4. As a parent, if you have to do that to monitor your children you have worse problems than computer use. Same if you use it on a spouse, girl/boyfriend, parent, or a friend.

To Rumrunner: I would suggest removing the msmsgs.exe from your HKLM hive and getting rid of that hosts file entry, the latter of which is merely questionable while the former is just something you likely don't use (unless you start MS Messenger when Windows starts).

 

[Rumrunner]

1. If you want to see what services svchost.exe is using, you can try simple programs like Process Explorer to check it out.
2. If your motivation is trying to "one-up" the guy who made a fool of you, stop where you are and reformat. This isn't about getting into l33t pissing matches.
3. I can tell everyone with certainty that if a corporation is using a keylogger to keep security, the IT department sucks major ass. There are so many other methods of keeping a tight audit of what the users are doing that it's unnecessary. The only thing that wouldn't be easily audited would be if someone was keeping a Notepad diary and even then the actual creation of the files would be audited, not the contents themselves. No government agency that I know of has a policy of using keyloggers for maintaining security, because any agency using tight security measures would have zero need for it with all of the other auditing in place (not to mention the privacy issues that would have to be covered by agreement). Using the "corporations and government agencies" argument is tin-foil beanie talk that holds little or no basis in fact.
4. As a parent, if you have to do that to monitor your children you have worse problems than computer use. Same if you use it on a spouse, girl/boyfriend, parent, or a friend.
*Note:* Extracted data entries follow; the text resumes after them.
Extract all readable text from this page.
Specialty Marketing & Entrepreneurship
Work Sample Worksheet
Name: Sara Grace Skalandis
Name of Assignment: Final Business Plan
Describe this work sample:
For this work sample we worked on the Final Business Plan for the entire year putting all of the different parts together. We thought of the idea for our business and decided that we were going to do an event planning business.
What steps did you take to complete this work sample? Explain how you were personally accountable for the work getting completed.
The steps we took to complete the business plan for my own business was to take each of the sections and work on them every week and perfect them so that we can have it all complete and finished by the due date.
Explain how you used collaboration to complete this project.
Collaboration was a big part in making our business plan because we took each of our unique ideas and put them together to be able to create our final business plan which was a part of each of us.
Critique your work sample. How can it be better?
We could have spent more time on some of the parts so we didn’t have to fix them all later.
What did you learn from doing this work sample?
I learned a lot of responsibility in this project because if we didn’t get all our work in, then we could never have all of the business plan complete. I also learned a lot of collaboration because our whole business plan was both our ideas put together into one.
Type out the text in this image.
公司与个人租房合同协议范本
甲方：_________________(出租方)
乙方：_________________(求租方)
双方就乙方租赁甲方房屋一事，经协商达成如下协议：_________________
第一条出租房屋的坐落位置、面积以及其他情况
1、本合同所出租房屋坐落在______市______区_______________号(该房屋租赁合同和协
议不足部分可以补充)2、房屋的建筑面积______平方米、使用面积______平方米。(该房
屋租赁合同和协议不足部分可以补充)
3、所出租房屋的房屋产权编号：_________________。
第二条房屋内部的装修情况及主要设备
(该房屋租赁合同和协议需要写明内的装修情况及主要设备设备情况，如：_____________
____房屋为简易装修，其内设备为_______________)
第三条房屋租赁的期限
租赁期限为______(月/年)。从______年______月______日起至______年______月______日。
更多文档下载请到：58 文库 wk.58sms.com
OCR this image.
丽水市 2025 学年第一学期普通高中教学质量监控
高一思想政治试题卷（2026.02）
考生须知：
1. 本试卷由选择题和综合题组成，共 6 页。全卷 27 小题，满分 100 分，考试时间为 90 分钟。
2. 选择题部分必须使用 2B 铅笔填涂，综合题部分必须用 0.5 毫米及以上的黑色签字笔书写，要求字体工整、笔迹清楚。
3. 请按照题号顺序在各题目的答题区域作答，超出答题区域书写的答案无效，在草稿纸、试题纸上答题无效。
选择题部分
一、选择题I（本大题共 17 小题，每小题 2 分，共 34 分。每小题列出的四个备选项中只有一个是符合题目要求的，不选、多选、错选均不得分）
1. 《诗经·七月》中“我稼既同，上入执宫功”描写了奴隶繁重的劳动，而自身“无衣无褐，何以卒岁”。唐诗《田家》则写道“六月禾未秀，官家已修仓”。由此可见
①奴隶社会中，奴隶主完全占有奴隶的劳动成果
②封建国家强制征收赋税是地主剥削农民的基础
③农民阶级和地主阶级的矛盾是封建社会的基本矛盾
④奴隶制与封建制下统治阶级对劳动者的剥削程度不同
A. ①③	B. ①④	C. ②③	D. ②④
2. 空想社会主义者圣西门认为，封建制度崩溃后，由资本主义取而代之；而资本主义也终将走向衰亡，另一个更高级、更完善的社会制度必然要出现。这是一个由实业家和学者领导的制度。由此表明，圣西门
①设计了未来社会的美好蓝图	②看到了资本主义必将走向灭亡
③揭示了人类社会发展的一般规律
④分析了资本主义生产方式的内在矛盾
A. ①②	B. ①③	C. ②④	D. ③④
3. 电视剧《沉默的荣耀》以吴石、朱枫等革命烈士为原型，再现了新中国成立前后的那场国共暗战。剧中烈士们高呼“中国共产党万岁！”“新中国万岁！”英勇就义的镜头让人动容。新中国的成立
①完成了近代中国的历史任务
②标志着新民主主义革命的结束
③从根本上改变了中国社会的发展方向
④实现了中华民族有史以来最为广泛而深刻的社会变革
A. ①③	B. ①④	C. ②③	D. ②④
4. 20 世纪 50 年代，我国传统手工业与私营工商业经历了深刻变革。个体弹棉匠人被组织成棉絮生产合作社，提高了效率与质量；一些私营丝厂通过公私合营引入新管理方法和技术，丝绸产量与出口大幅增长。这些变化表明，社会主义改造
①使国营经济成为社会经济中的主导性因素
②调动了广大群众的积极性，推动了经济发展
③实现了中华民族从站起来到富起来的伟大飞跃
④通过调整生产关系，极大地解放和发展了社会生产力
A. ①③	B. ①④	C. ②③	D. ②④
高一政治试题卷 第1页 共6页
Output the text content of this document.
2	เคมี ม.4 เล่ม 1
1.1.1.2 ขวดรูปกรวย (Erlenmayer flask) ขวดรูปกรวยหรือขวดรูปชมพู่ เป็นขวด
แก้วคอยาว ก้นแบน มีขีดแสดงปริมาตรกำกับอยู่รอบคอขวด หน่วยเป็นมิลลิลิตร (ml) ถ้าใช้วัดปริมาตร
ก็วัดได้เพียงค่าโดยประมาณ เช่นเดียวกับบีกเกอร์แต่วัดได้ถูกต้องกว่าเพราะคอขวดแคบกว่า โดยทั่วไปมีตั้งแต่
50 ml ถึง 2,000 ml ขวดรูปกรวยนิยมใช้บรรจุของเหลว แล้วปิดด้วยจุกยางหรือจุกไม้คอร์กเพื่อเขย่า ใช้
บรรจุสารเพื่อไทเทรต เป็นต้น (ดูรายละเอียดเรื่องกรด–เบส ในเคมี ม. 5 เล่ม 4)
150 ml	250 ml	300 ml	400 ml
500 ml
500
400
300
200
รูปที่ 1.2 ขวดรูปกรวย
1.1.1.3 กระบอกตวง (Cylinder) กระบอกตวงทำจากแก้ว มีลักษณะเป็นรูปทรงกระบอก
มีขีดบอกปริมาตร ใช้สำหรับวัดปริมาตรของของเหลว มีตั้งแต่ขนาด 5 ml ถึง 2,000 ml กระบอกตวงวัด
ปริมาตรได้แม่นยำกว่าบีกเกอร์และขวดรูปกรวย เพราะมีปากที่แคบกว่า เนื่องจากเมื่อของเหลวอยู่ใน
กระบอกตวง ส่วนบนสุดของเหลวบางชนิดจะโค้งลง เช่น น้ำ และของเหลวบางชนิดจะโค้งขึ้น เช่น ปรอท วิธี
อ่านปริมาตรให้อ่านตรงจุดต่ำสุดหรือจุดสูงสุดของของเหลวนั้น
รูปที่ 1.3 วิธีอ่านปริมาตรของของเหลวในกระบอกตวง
To Rumrunner: I would suggest removing the msmsgs.exe from your HKLM hive and getting rid of that hosts file entry, the latter of which is merely questionable while the former is just something you likely don't use (unless you start MS Messenger when Windows starts).

Good info, you are very knowlegeable. I didn't download it to audit anyone, I just simply wanted to see how a keylogger worked, I am just the type of person to explore what I don't know. I do not want revenge on the hacker, I would like to tell him that he didn't get the best of me though; wouldn't you?